First, state-level averages were calculated for each year:
rain_year <- rain %>%
group_by(year) %>%
summarise(rainfall = mean(value, na.rm = TRUE))
temp_year <- temp %>%
group_by(year) %>%
summarise(temperature = mean(value, na.rm = TRUE))
combined <- crops %>%
left_join(rain_year, by = "year") %>%
left_join(temp_year, by = "year")
ggplot(combined, aes(x = rainfall, y = total_value, color = commodity)) +
geom_point(size = 2) +
labs(
title = "Relationship between Rainfall and Crop Yields",
x = "Average Precipitation (inches)",
y = "Yield (BU/acre)",
caption = "Source: USDA/NASS & NOAA"
) +
theme_minimal()
ggplot(combined, aes(x = temperature, y = total_value, color = commodity)) +
geom_point(size = 2) +
labs(
title = "Relationship between Temperature and Crop Yields",
x = "Average Temperature (F)",
y = "Yield (BU/acre)",
caption = "Source: USDA/NASS & NOAA"
) +
theme_minimal()
To understand how crop yields change annually, I calculated year-over-year changes for each crop, as well as changes in rainfall and temperature.
combined <- combined %>%
arrange(commodity, year) %>% # Sort by crop and year
group_by(commodity) %>%
mutate(
yield_change = total_value - lag(total_value),
rainfall_change = rainfall - lag(rainfall),
temp_change = temperature - lag(temperature)
) %>%
ungroup()
ggplot(combined, aes(x = year, y = yield_change, color = commodity)) +
geom_line(size = 1.2) +
geom_point(size = 2) +
labs(
title = "Year-to-Year Change in Crop Yields",
x = "Year",
y = "Change in Yield (BU/acre)",
color = "Crop",
caption = "Source: USDA/NASS & NOAA"
) +
theme_minimal()
To clearly display the annual changes in crop yields and compare commodities, a dodge bar plot was created using ggplot2:
ggplot(combined, aes(x = factor(year), y = yield_change, fill = commodity)) +
geom_col(position = "dodge") +
labs(
title = "Yearly Change in Crop Yields",
x = "Year",
y = "Yield Change (BU/acre)",
caption = "Source: USDA/NASS & NOAA"
) +
theme_minimal() +
theme(axis.text.x = element_text(angle = 45, hjust = 1))

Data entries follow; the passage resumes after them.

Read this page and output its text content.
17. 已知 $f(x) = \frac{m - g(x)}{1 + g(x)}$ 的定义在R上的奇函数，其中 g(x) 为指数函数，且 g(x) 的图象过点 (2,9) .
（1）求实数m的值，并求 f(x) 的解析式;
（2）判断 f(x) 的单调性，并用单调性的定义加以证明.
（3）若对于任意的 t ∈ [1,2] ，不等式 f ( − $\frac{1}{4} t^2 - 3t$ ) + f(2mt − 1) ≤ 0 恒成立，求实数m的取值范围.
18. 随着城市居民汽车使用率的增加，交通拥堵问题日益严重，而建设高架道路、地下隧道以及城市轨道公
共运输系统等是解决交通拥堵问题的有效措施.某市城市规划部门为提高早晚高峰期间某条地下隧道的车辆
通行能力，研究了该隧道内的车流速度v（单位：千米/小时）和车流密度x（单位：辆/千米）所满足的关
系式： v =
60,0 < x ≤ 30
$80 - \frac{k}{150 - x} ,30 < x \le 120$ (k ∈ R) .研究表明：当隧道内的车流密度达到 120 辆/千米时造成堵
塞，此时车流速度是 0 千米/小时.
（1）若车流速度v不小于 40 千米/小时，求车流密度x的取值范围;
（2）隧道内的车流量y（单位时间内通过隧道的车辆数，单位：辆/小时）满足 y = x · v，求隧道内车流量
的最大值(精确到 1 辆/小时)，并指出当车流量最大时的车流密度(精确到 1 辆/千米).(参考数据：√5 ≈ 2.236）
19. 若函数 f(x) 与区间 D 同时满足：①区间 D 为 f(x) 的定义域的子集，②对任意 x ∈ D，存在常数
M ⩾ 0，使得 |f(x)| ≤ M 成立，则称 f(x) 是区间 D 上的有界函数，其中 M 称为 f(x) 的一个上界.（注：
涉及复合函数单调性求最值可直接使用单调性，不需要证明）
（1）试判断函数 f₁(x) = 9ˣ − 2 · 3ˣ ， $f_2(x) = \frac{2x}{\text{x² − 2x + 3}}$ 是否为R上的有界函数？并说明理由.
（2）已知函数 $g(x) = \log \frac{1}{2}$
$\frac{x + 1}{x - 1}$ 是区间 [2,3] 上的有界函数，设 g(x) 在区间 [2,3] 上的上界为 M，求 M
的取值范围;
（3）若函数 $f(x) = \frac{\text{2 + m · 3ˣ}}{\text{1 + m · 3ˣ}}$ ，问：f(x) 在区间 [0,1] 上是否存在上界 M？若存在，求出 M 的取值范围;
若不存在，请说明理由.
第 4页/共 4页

This project was an opportunity to take messy, fragmented datasets from multiple sources (USDA/NASS and NOAA) and transform them into a structured, analyzable format. I built custom cleaning scripts in Google Sheets, standardized headers for BigQuery, aggregated data with SQL, and then performed exploratory analysis and visualization in R.
From the analysis itself, I found that while New Jersey crop yields fluctuate year to year, neither rainfall nor temperature alone strongly explains yield variation. Soybeans and wheat showed slight positive associations with warmer years, while corn yields were far more volatile, likely influenced by additional factors such as soil quality, irrigation, or technology.
More importantly, this case study demonstrates how I approach complex problems as a data analyst:
While the hypothesis wasn’t strongly confirmed, this project highlights my ability to manage the full data pipeline, from raw collection to final insights. It shows how I can bring structure, clarity, and analytical thought process to complex datasets.